The term ‘Fraudulently’ has been defined under section 25 of the Indian Penal Code,1860. A person is said to do a thing fraudulently if he does that thing with intent to defraud but not otherwise. The fraudulent act of a person can cause loss to another person or gain to another person.

Section 53 of Transfer of Property Act recognizes the need to protect the interest of the creditors. The main objective of the fraudulent transfer is to protect the creditor and subsequent transferee.

According to Section 53 of Transfer of Property Act, deal with two types of Transfer of Fraudulent Transfer such as:-

First under Section 53(1) of the Act:

“If immovable property is transferred to defeat or delay creditors of transferor, such transfer is voidable at the option of any such creditors.”

Essentials:-

~Transfer by the transferor

~Of immovable property

~With the intention to defeat or delay his creditors

~The transfer is voidable at the option of the creditor defeated or delayed.

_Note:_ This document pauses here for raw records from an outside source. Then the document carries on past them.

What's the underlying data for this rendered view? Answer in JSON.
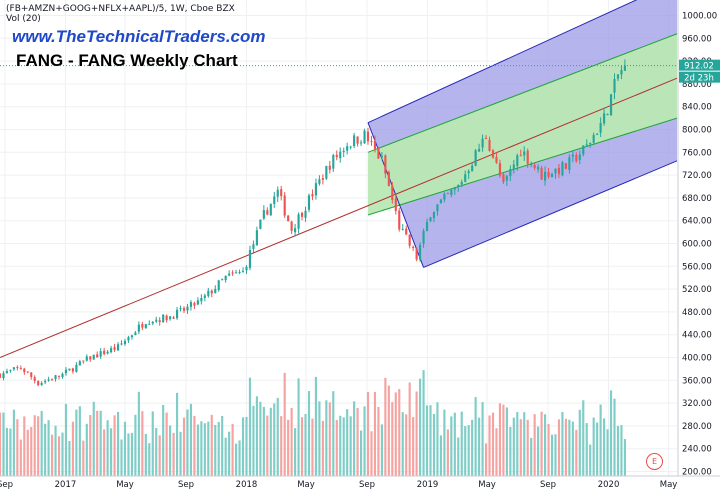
{
  "header": {
    "symbol_line": "(FB+AMZN+GOOG+NFLX+AAPL)/5, 1W, Cboe BZX",
    "volume_line": "Vol (20)",
    "watermark": "www.TheTechnicalTraders.com",
    "title": "FANG - FANG Weekly Chart"
  },
  "earnings_badge": "E",
  "colors": {
    "up": "#26a69a",
    "down": "#ef5350",
    "vol_up": "#7fcdc6",
    "vol_down": "#f4a3a1",
    "pitchfork_outer": "#2727b8",
    "pitchfork_outer_fill": "#9c9be6",
    "pitchfork_inner": "#1fa43a",
    "pitchfork_inner_fill": "#b9e8b4",
    "median": "#b22d2d",
    "price_badge": "#26a69a"
  },
  "chart_data": {
    "type": "candlestick",
    "y_axis": {
      "ticks": [
        200,
        240,
        280,
        320,
        360,
        400,
        440,
        480,
        520,
        560,
        600,
        640,
        680,
        720,
        760,
        800,
        840,
        880,
        920,
        960,
        1000
      ],
      "tick_labels": [
        "200.00",
        "240.00",
        "280.00",
        "320.00",
        "360.00",
        "400.00",
        "440.00",
        "480.00",
        "520.00",
        "560.00",
        "600.00",
        "640.00",
        "680.00",
        "720.00",
        "760.00",
        "800.00",
        "840.00",
        "880.00",
        "920.00",
        "960.00",
        "1000.00"
      ],
      "range": [
        200,
        1030
      ]
    },
    "x_axis": {
      "range": [
        "2016-08-22",
        "2020-05-18"
      ],
      "ticks": [
        {
          "date": "2016-09-01",
          "label": "Sep"
        },
        {
          "date": "2017-01-01",
          "label": "2017"
        },
        {
          "date": "2017-05-01",
          "label": "May"
        },
        {
          "date": "2017-09-01",
          "label": "Sep"
        },
        {
          "date": "2018-01-01",
          "label": "2018"
        },
        {
          "date": "2018-05-01",
          "label": "May"
        },
        {
          "date": "2018-09-01",
          "label": "Sep"
        },
        {
          "date": "2019-01-01",
          "label": "2019"
        },
        {
          "date": "2019-05-01",
          "label": "May"
        },
        {
          "date": "2019-09-01",
          "label": "Sep"
        },
        {
          "date": "2020-01-01",
          "label": "2020"
        },
        {
          "date": "2020-05-01",
          "label": "May"
        }
      ]
    },
    "last_price": {
      "value": 912.02,
      "label": "912.02",
      "countdown": "2d 23h"
    },
    "price_keypoints": [
      [
        "2016-08-22",
        370
      ],
      [
        "2016-10-03",
        382
      ],
      [
        "2016-11-07",
        355
      ],
      [
        "2016-12-26",
        370
      ],
      [
        "2017-02-20",
        400
      ],
      [
        "2017-04-17",
        418
      ],
      [
        "2017-06-12",
        465
      ],
      [
        "2017-07-24",
        470
      ],
      [
        "2017-08-21",
        480
      ],
      [
        "2017-10-02",
        500
      ],
      [
        "2017-11-20",
        540
      ],
      [
        "2017-12-25",
        550
      ],
      [
        "2018-02-05",
        650
      ],
      [
        "2018-03-05",
        690
      ],
      [
        "2018-04-02",
        625
      ],
      [
        "2018-06-18",
        740
      ],
      [
        "2018-07-23",
        775
      ],
      [
        "2018-08-27",
        790
      ],
      [
        "2018-10-01",
        745
      ],
      [
        "2018-11-05",
        630
      ],
      [
        "2018-12-10",
        575
      ],
      [
        "2019-01-07",
        655
      ],
      [
        "2019-03-04",
        700
      ],
      [
        "2019-04-29",
        790
      ],
      [
        "2019-06-03",
        700
      ],
      [
        "2019-07-08",
        765
      ],
      [
        "2019-08-19",
        720
      ],
      [
        "2019-10-07",
        735
      ],
      [
        "2019-11-18",
        770
      ],
      [
        "2019-12-23",
        820
      ],
      [
        "2020-01-20",
        895
      ],
      [
        "2020-02-03",
        912
      ]
    ],
    "pitchfork": {
      "median_line": [
        [
          "2016-08-22",
          400
        ],
        [
          "2020-05-18",
          890
        ]
      ],
      "outer_upper": [
        [
          "2018-09-03",
          812
        ],
        [
          "2020-05-18",
          1060
        ]
      ],
      "outer_lower": [
        [
          "2018-12-24",
          558
        ],
        [
          "2020-05-18",
          745
        ]
      ],
      "inner_upper": [
        [
          "2018-09-03",
          760
        ],
        [
          "2020-05-18",
          968
        ]
      ],
      "inner_lower": [
        [
          "2018-09-03",
          650
        ],
        [
          "2020-05-18",
          820
        ]
      ]
    },
    "volume": {
      "label": "Vol (20)",
      "range": [
        0,
        100
      ],
      "values_relative": "bar heights estimated as percent of volume pane"
    }
  }
}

Exception of Section 53(1):

It recognizes two exceptions such as- the provision contained in section regarding declaration of nullity of fraudulent transfer is not attracted in following two conditions are as follow:

~A transfer in good faith for consideration and,

~Any law relating to insolvency for time being in force.

Suit instituted by creditors (include decree holder, whether he has or has not applied for execution of her decree) to avoid transfer on ground that it has been made with intent to defeat or delay the transferor must be instituted on behalf of all the creditors.

The leading case is Twyne's Case. Debtor D, secretly transferred the whole of his property, but retained only possession with him. This was done when C, a creditor had sued him.

Held, secrecy is a badge of fraud. The transfer was fraudulent. The creditors should bring a representative suit against the transferor. A transfer of immovable property made with intent to defeat subsequent transferees is voidable at the option of such transferee.

Second under Section 53(2) of the Act:

“Every transfer of immovable property made without consideration, with intent to defraud a subsequent transferee is voidable at the option of such transferee.”

For Above purpose, no transfer made without consideration is to be deemed to have been made with intent to defraud by reason only that subsequently a transfer for consideration was made.

Essentials:

~Transfer by the transferor

~Of immovable property

~The transfer is done without consideration

~The transfer is done with the intention to defraud a subsequent transferee

~Such transfer is voidable at the option of the subsequent transferee

Scope of Section 53 of Transfer of Property Act:

i)  The section applies only to immovable properties.

ii) The intention of the transferor must be to defeat or delay the creditors. Hence, it does not apply when the debtor prefers one creditor over the other. The leading case is: Musahar Sahu Vs. Hakim Lal. A was the creditor and B was the debtor. A filed a suit against B and applied for "attachment before judgment" of some properties belonging to B. But, B filed an affidavit stating that he had no intention, to alienate his properties. On the basis of this affidavit A's application for attachment was dismissed. A few months later B sold his properties to C, another creditor. Section 53 dealing with fraudulent transfer was not applicable. The result was the suit failed. It was held that 'C' was a genuine creditor, this was a case of debtor preferring one creditor over the other.

iii) If the creditor is fictitious or if money realised in selling the secured property is in excess, then Section 53 applies and the creditor is entitled to a decree.

iv) In case of fraud for instance C sued W, a widow and obtained a decree against her life-estate. W surrendered her properties to her son S. This was held fraud.

v) In case a waqf created by a Muslim to keep his creditors out of reach of his properties, it will hit by Section 53, as the intention was to defeat the creditors.

Creditors Remedies:

There are three remedies are open to creditor against transferee of debtor’s properties for consideration who has notice of the fraudulent, intent of debtor to defraud his creditors:

~Creditors may institute suit to avoid transfer under Section 53 of T.P Act. This suit must be on behalf of or for the benefit of all creditors. This would be representative suit filed under order 1 rule 8 of C.P.C

~Creditors may manifest an intention to avoid transfer otherwise then by filing a suit of by attachment the property, if he is a judgement creditors.

~Suit to set aside a fraudulent transfer is not the only remedy Section 53 can also pleaded as a defence to suit brought by transferee.

~Although a creditor cannot sue only on his own behalf, he is not obliged to defend a suit on behalf of whole body of creditors.

Section 53 may be pleaded as personal defence, by defeated or delayed creditors, although he has not himself filed a representative suit to avoid transfer.